I’m only superficially familiar with the work and credentials of
Richard Dawkins, but think you mischaracterize him as not being a recognized expert in subjects involving the human mind. In the linked wikipedia article and other biographical reference, Dawkins is described as ethologist, which means a student of animal behavior. Although the idea that human behavior could be studied as a kind of animal behavior was scientifically controversial 100 years or more ago, I don’t believe it is now, resulting in much overlap of the disciplines of human psychology and zoological ethology.
That said, I think Dawkins choice of “delusion” to describe many humans’ belief in supernatural being such as gods, angels, demons, and ghosts, is confusing, because the term has a previous well-know meaning in psychiatry. Conflating the “delusions” of a schizophrenic with the beliefs of a religionist is, I think, incorrect and unhelpful. Were I Dawkins, I would have titled his book
The God Delusion something like
The God Superstition.
Quote
The point I was trying to make was if I had a dream about purple unicorns, there is no way to prove that dream had purple unicorns, even if I was sitting on a table wired with the latest instruments. Since there is no hard proof I dreamed what I said I dreamed, it is not provable, even if it was real. Try to publish these dream details and claim it was proven. I am not ragging on science, just the human mind is a frontier, with little in the way of paths, that can offer such detail proof. It come down to faith in the subject.
I believe you’ve made a badly false analogy here, HB.
If I say I dreamt of purple unicorns, I may or may not be lying. However we understand that, whether my report is honest or not, the purple unicorn I describe is not real, in the sense that neither you nor I can go and see it while awake. I may propose that the unicorn represents my mother, who we can go and see, but we both understand that this is merely an interpretation, which may or may not be correct or useful.
If I claim to have had a literal religious revelation that, say, God exists, and wants me to do some act, we understand that I am claiming that God actually, objectively does exist, and want me to do that act. If my revelation was not literal, but symbolic – say a purple unicorn which I propose represents God, we understand that I believe this interpretation to be correct, and cannot accept that it might not be without also accepting that my revelation is false.

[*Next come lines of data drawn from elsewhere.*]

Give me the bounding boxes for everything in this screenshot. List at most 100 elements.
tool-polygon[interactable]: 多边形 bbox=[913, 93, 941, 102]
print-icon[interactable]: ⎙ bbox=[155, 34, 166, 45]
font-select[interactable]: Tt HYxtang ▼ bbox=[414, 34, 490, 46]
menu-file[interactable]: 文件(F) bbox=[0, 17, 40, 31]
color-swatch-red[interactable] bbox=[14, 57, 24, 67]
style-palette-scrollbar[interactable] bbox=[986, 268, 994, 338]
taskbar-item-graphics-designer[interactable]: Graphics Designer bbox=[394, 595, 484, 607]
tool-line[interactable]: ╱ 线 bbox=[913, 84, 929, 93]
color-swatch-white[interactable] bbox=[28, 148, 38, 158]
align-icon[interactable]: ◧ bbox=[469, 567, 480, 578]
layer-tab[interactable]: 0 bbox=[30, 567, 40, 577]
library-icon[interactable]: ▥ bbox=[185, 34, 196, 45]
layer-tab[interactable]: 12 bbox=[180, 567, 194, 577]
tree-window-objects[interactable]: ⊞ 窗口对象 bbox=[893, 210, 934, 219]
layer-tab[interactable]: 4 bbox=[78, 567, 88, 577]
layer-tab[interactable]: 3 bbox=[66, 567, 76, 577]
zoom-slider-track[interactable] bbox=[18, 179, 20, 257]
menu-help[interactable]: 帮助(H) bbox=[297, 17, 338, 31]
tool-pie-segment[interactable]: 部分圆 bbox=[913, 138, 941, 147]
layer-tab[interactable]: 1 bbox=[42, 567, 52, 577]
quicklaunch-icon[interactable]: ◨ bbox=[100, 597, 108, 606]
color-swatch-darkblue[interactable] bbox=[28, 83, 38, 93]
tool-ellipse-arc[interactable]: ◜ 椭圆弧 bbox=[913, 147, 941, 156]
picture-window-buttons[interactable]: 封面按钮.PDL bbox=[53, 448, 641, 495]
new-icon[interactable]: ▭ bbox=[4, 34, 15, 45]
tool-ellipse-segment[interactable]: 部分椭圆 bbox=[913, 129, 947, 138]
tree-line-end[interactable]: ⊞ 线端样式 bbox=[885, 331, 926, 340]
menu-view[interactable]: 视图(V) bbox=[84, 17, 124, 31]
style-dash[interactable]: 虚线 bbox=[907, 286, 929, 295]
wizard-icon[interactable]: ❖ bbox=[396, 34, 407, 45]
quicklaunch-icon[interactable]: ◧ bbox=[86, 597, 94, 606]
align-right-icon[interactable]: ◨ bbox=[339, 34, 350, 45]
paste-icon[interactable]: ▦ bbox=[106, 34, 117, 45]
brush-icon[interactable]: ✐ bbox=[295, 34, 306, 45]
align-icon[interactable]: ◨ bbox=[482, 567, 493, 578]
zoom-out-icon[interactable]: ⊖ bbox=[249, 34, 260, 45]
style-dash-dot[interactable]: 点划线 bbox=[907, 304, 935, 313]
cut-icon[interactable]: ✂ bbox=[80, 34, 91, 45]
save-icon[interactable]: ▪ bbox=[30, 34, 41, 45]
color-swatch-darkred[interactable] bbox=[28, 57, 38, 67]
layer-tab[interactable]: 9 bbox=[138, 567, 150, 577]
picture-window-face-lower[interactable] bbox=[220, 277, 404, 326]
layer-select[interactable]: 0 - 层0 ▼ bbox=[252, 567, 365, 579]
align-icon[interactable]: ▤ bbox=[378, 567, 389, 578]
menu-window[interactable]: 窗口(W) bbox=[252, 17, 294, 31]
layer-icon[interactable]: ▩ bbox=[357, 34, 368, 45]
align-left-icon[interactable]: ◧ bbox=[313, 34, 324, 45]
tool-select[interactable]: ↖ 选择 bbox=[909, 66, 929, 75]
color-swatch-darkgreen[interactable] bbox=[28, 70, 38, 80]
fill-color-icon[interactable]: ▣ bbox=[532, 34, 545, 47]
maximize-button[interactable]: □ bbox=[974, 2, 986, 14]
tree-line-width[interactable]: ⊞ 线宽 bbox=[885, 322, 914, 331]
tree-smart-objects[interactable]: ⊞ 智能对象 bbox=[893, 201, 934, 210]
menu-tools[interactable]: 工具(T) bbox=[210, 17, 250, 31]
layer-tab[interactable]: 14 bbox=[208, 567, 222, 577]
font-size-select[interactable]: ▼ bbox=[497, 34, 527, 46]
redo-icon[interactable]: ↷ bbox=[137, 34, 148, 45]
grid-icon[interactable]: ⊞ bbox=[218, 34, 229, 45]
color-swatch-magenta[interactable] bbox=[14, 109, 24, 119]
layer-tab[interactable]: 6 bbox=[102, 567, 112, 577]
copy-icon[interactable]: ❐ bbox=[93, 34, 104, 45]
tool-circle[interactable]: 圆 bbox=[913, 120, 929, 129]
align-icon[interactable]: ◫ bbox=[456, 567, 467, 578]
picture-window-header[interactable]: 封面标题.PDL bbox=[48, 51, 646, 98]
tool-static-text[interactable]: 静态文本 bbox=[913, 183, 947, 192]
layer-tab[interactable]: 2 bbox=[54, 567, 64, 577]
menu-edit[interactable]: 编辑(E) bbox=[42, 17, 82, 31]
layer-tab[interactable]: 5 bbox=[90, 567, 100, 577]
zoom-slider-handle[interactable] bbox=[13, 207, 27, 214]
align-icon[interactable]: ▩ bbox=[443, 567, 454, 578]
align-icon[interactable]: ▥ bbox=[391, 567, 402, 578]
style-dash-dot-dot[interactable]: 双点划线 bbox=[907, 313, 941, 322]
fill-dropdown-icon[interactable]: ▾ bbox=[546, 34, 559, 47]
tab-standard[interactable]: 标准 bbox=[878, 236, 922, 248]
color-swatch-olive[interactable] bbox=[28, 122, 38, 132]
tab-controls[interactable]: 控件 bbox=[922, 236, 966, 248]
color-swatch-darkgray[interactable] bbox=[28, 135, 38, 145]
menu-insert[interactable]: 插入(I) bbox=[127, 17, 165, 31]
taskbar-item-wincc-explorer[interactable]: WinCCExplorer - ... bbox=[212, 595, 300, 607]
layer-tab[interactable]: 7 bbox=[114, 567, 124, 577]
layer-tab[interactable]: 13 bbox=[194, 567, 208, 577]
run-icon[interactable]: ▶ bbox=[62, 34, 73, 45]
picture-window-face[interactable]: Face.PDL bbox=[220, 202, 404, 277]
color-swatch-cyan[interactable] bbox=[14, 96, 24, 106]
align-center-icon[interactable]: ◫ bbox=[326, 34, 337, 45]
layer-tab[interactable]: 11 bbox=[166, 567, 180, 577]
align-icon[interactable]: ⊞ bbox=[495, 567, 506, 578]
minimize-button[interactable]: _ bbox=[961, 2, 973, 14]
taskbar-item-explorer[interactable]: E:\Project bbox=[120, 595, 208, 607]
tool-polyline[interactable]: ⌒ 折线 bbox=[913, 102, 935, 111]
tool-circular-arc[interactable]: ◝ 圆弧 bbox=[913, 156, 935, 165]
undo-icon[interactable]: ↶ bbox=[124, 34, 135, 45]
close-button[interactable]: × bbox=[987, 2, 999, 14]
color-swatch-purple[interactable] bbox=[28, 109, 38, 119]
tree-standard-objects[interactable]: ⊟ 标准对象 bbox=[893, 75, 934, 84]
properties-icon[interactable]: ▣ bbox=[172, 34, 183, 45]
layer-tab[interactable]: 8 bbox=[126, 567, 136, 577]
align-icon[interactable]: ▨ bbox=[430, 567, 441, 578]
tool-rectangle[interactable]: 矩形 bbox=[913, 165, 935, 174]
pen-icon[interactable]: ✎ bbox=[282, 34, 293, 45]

This is not to say that people can’t have emotionally powerful, life-transforming dreams and waking epiphanies, or that they may not understand and interpret these experiences in religious terms. It’s also not to say that atheists don’t have such experiences, or have less passionate emotional senses that gods don’t exist than theist have that they do.
I did, and described it in a 2009 Philosophy forum thread:
CraigD, on 25 May 2009 - 09:26 AM, said:
Shortly after reading about Jung’s “cathedral dream” (I’m unable to find a good online summary of this dream – it is one had and recounted by Jung in which he sees the huge, bare “ass of God” descend from the clouds and bury a magnificent Cathedral in shit, which he interpreted as advice that he should reject orthodox religion), I had my own such dream (similar in personal significance, not in detailed content) in which I died and underwent an “ascent to heaven” (in my actual dream, I was an otter, swimming into a deep underwater cave), discovering at its conclusion that my faith and the faith of my fellows was false, and there was no afterlife (which, in my dream, was called “the sacred holy assurance”). Since having this dream, I have, on an emotional, intuitive, absolute level, believed and expected that neither I nor any other human has a soul that survives physical death.